Monday, Jan. 04, 1937
Palace Redeemed
Residents of Atlanta, Ga. a decade and more ago used to wonder what went on inside the handsome, white-columned mansion which stands at Peachtree Road and Wesley Avenue in the city's swankest district. Everyone knew it was the "Imperial Palace" of the Ku Klux Klan and that in it labored Hiram Wesley Evans, the Imperial Wizard and all-American antiPope.
By 1925 the Klan's power and wealth had collapsed. The palace was sold, passed through ten hands and last summer was once more up for sale. This week its four and one-half acres resound with hammers and saws. In a final and most remarkable mutation, the old Klan property is now hallowed Catholic ground. Picked up for $32,500 by the shepherd of all Georgia's Catholics, Bishop Gerald Patrick Aloysius O'Hara of Savannah, the ground floor of the old Palace has already been made into a chapel, consecrated as part of a new parish: "Christ the King." When a $200,000 church and a $32,000 parochial school are completed on the property, the Palace will become a Catholic teachers' home.
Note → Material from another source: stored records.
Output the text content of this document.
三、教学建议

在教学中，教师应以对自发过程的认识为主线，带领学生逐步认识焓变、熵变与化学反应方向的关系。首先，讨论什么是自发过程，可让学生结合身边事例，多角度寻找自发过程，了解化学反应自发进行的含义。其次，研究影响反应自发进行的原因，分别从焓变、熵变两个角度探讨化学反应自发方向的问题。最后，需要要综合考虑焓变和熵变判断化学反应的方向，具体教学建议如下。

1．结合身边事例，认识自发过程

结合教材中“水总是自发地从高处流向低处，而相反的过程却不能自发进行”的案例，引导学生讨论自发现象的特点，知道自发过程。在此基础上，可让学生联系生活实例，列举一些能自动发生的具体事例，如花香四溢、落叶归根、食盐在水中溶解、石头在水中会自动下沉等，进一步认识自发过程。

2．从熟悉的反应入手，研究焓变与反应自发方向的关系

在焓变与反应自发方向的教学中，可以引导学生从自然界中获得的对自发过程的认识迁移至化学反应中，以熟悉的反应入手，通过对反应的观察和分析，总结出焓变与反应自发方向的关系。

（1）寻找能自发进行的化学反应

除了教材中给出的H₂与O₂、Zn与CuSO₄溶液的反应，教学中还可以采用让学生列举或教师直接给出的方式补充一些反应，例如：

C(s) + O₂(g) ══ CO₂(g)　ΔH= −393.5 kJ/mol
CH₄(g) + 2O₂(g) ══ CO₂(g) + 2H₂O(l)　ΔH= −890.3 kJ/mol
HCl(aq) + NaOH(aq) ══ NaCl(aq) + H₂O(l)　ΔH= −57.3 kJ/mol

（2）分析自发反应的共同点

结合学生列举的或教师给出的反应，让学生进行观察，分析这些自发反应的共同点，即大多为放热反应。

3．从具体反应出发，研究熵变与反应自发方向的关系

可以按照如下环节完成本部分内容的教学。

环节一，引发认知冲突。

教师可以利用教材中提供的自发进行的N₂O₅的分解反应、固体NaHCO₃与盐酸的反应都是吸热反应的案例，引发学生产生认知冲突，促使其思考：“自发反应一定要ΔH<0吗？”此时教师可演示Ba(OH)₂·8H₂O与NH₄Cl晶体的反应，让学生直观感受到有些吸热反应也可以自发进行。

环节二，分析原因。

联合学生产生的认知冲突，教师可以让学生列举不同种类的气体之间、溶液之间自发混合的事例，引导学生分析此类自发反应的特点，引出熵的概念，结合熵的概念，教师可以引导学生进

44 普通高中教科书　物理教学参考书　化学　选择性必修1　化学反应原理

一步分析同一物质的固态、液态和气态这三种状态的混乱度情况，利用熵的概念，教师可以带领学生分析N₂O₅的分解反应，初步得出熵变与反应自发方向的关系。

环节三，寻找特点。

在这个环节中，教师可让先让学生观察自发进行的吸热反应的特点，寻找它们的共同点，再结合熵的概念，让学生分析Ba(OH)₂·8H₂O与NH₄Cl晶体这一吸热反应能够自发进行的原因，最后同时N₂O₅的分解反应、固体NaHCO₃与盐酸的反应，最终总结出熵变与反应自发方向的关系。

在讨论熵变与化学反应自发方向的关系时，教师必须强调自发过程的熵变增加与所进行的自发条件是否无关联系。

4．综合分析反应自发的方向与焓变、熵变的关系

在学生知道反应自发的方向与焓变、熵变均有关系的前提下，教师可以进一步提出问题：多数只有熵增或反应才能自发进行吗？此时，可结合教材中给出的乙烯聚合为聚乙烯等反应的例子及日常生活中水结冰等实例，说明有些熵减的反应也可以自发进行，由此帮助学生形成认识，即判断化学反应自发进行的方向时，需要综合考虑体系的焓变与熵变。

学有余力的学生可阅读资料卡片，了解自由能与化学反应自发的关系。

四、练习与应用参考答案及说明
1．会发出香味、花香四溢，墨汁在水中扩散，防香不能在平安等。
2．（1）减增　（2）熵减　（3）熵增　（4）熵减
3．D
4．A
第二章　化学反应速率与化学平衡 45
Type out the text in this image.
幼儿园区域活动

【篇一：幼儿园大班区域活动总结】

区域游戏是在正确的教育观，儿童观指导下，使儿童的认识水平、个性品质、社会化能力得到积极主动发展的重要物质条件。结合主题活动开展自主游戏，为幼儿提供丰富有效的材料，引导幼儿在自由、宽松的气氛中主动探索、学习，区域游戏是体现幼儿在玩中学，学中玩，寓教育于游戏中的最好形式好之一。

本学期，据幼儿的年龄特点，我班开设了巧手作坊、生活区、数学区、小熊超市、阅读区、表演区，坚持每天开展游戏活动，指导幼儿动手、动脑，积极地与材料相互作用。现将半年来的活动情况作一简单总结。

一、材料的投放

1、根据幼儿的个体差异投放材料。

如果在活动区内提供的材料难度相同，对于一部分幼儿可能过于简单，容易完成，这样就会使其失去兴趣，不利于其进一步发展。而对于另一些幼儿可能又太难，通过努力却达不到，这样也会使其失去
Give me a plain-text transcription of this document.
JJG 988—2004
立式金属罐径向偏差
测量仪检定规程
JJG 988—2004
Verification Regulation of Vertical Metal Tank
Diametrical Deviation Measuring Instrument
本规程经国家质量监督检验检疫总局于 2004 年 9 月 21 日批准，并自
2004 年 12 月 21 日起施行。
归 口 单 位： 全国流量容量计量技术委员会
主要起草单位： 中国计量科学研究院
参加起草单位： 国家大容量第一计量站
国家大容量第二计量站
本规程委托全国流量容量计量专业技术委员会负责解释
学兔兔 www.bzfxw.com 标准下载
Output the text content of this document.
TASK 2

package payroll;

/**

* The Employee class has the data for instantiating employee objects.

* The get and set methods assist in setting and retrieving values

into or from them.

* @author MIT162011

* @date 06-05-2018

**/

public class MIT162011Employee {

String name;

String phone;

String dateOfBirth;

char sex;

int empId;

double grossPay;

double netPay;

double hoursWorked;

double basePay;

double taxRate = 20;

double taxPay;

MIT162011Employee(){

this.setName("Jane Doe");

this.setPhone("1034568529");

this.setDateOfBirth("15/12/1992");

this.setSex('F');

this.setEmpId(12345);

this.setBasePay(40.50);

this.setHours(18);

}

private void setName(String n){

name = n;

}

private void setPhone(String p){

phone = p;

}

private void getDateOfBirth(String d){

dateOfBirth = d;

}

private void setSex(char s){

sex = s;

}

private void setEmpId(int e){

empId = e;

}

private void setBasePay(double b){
Savannah's tall, handsome Bishop O'Hara, a comparative stranger to Atlanta, professes to have known nothing of the antecedents of his palace until the sale was completed. Through similar ignorance his name has been confused lately with that of Gerald O'Hara. the hard-drinking Irish father of Heroine Scarlett O'Hara, in Novelist Margaret Mitchell's panoramic Atlanta novel. Gone With the Wind. Meticulous Author Mitchell laboriously checked reams of old records to make sure none of her names was real, but missed news accounts of Bishop O'Hara's appointment to Savannah last year (TIME, Dec. 2, 1935).